• Lam Family Law

    Family Law Strategy &
    Legal Research

Imputation of Income: Debunking the Minimum Wage Myth

In Osanebi v Osanebi, 2023 ONSC 2546 (CanLII), Justice Akazaki heard an uncontested trial for a divorce application. The parties were married for about 6 ½ years and had two children. The father left the mother, severed all ties with the children, and relocated to Nigeria. One of the issues before the court was determining the father’s income for the purpose of child support (paras 1, 2, and 6).

Since this was an uncontested trial, the court only had the benefit of the mother’s evidence. According to the mother, the father was employed and self-employed during the marriage. The father’s specific employment history, such as field of work or previous income, was not discussed in the decision. The mother did not know what the father was currently doing for work (para 3).

Section 23 of the Federal Child Support Guidelines, SOR/97-175 (CanLII), (“CSG”) gives the court authority to draw an adverse inference against a spouse whose income is necessary to determine child support and who has failed to provide the income information required under section 21 of the CSG. Since the father did not engage with the court process, the court exercised its discretion pursuant to section 23 of the CSG to draw an adverse inference against him.

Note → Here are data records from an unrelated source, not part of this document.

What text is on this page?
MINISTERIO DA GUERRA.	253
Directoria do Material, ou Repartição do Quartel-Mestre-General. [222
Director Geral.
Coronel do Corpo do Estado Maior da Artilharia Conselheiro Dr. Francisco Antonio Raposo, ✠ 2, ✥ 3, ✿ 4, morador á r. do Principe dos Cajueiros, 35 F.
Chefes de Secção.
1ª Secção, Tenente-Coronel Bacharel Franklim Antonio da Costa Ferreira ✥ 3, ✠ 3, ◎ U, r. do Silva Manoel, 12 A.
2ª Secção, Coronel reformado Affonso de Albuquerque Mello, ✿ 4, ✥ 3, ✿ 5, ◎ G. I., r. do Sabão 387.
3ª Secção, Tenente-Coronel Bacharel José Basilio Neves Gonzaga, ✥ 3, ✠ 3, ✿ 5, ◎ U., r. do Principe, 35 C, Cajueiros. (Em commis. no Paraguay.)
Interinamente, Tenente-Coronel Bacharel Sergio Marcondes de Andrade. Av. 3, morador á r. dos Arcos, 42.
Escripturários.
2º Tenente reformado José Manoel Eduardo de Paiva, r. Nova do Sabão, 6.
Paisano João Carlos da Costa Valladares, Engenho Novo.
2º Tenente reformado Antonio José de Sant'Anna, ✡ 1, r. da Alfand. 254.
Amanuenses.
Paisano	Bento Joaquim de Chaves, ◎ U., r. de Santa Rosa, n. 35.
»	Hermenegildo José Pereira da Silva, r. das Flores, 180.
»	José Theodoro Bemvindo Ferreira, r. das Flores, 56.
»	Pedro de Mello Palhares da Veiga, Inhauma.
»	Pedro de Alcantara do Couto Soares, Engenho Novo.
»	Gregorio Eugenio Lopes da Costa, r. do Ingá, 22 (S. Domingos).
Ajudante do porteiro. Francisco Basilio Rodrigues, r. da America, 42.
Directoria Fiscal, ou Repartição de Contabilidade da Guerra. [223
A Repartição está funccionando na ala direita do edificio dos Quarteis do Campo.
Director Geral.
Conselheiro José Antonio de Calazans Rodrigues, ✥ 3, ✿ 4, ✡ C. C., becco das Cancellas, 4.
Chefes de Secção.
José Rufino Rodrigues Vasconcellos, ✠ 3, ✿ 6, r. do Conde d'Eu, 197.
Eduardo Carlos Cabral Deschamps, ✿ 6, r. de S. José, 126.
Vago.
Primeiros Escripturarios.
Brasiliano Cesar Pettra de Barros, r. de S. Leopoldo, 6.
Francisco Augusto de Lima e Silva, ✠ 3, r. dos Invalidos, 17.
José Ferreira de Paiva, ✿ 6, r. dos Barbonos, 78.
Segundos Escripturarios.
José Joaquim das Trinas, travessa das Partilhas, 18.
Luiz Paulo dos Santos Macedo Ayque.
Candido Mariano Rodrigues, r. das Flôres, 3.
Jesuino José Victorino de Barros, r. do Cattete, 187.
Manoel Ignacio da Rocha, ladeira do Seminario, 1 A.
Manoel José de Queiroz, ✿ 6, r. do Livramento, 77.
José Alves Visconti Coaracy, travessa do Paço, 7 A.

Justice Akazaki noted that when a court does not have evidence of a spouse’s income, it oftentimes imputes an income “equivalent to the provincial minimum wage” (para 7). Justice Akazaki took issue with this common judicial approach for three main reasons:

  1. it “runs counter” to the statistics in Canada that show minimum wage earners only represent about 10% of the Canadian workforce (para 13);
  2. it encourages spouses who earn greater than minimum wage to conceal their income or not participate in family law proceedings (para 13); and
  3. it reveals an “unconscious class bias toward assuming parents who neglect their family support obligations belong to a particular social stratum” (para 15).

Despite the recent case of Carmichael v Abel, 2022 ONSC 7034 (CanLII), where the court suggested that evidence is required to impute an income higher than minimum wage, Justice Akazaki confirmed that minimum wage is not the “default position” and he suggested using median income levels as the presumptive range (para 7).

Justice Akazaki dealt swiftly with the fact that the cost of living or minimum wage in Nigeria, where the father resided, might differ from Toronto, where the children and mother resided. His Honour stated: “If it suits the Respondent to reside in Nigeria away from his children, he should be expected to pay support based on the economic conditions of the location where the children reside” (para 16).

To determine how much income to impute to the father, Justice Akazaki calculated the “minimum-wage floor” for a self-employed person who was paid in cash, which the father was during the marriage. This totalled $35,000 of annual income (para 17).

Justice Akazaki then inferred that the father’s income was “insufficient economic incentive” to stay in Canada and he stood to earn a greater standard of living in Nigeria. Based on this inference, Justice Akazaki imputed an annual income of $50,000 to the father for the purpose of calculating child support (paras 1618).


  • Do not assume that a party will be imputed with full-time, minimum-wage income, in the absence of financial disclosure.
  • Be prepared to support your client’s proposed imputed income based on factors such as their education, age, and health (see Drygala v Pauli, 2022 CanLII 41868 (ONCA), at para 45 for the full list of factors to consider).
  • If the opposing party does not provide full financial disclosure, consider seeking an imputed income higher than minimum-wage. You may want to introduce government-published demographic data to support your proposed imputation of income.
  • You can enter government-published demographic data into evidence “either under the public records exception to the hearsay rule or as a matter of judicial notice” (Osanebi v Osanebi, 2023 ONSC 2546 (CanLII), at para 12).